I dragged myself out of bed at some ungodly hour this morning so I could get to the registration desk for The Great Escape run. Arrived too early as usual and then had to perform jumping jacks for about 2 hours to ward off hypothermia while we waited for the finance society to organise 400 runners who had pre-registered anyway.
I think its a bad idea to do races organised by finance societies but my excuse is that I misread the flyer and thought it said fitness society, a group that I expect would know something about running and routes and the importance of water and goody bags with goodies in.
The start was shambolic, they insisted on splitting the tiny running crowd into 2 waves thereby seperating running buddies, not that my buddy had any intention of hanging around me – the speedy git!

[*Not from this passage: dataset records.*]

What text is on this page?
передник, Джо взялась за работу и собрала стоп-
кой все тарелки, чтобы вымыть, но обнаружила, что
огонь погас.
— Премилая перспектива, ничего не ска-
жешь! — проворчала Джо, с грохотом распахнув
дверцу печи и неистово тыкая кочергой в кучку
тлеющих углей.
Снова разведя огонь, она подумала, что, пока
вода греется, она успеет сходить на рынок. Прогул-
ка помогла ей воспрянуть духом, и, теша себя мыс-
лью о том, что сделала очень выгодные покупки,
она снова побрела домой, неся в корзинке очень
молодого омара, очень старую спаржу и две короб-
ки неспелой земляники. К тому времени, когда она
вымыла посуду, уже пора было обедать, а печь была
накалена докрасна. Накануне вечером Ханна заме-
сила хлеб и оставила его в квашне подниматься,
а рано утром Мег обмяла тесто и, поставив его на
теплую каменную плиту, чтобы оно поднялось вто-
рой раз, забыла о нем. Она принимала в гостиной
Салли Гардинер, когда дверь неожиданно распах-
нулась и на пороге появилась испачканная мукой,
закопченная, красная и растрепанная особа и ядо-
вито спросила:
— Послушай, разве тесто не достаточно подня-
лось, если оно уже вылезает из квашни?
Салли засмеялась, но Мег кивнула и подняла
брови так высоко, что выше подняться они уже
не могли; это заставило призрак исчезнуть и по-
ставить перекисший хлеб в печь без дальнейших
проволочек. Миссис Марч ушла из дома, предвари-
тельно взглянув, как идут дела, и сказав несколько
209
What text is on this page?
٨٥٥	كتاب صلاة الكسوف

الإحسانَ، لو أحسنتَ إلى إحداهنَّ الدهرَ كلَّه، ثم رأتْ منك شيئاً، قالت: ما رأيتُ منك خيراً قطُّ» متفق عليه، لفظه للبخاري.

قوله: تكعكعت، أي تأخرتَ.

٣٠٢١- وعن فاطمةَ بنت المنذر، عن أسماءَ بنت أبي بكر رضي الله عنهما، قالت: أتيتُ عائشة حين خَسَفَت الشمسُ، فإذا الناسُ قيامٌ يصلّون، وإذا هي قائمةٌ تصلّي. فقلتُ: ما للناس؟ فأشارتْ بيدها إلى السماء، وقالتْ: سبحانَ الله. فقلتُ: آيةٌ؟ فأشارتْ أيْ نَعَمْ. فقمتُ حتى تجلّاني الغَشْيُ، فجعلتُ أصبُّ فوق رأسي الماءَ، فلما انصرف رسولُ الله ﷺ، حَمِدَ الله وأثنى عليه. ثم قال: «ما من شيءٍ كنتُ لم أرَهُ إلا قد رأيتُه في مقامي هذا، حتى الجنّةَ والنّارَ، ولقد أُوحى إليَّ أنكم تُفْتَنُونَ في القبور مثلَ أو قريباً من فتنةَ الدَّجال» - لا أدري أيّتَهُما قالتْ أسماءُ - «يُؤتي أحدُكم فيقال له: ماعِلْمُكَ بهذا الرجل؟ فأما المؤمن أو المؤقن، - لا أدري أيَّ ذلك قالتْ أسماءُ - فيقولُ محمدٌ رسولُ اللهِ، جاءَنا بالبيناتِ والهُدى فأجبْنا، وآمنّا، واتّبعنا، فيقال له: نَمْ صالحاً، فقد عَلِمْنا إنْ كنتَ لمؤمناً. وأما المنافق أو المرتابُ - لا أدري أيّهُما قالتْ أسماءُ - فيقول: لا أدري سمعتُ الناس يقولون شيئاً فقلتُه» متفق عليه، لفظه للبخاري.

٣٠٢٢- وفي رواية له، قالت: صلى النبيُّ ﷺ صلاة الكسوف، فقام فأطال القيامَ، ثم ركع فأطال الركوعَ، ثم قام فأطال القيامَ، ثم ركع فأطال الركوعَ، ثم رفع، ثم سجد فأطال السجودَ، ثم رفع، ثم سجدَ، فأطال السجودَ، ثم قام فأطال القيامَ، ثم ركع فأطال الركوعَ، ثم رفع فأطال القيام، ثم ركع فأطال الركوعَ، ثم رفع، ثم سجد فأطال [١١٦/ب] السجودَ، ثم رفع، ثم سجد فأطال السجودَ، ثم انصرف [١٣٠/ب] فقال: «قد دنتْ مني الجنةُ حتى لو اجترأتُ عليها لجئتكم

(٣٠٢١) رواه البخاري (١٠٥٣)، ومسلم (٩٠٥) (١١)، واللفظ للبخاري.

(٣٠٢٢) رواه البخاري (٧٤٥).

The first km marker appeared at 750m which irritates me but seems like a common ploy on these charity runs. The 5km marker with the promised water never materialised, thankfully I carried my own anyway but I wouldn’t have minded a top up.
The 6km zone was populated by the St Johns Ambulance crew but no one to point the way which led to runners heading off in three different directions. I realised my choice was wrong because I only had about 500 m left to the start/finish and my watch was still at 7km, at this point I headed off-road and tried to pick up another track where I found runners moving in both directions. In the end I gave up and just headed for the finish to get it over and done with. I had a slight panic that I would actually be the first one in and I’d be awarded a medal and then have to admit to only running 8km and pushing into the first wave rather than my allotted 2nd but I needn’t have worried – there were plenty of grumbling runners milling around arguing about the route and the complete lack of organisation.
No cheering or support at the finish line but I think thats because the marshalls hadn’t got a clue which direction to expect the runners to be coming from. In fairness they were friendly enough but I would recommend they go and volunteer at BPTT and see how the real organisers manage a race before they think about repeating it next year.
Now the goody bag:
- Capital – The Official Magazine of The Imperial College Finance Society
- A biro
- 2 rubber bracelets thingy’s
- A leaflet explaining how I could impress an attractive person at dinner who claims to be an investment banker
- A sweet – v.small
- A chocolate biscuit that tasted of aniseed although it might have been OGB’s lynx as he was spraying his pits as I was eating
- Oh and a t-shirt which was just too impressive for words, but lets say it hasn’t inspired me to start my own t-shirt page.
I can only hope that a good proportion of my £22 entry fee went to the charity.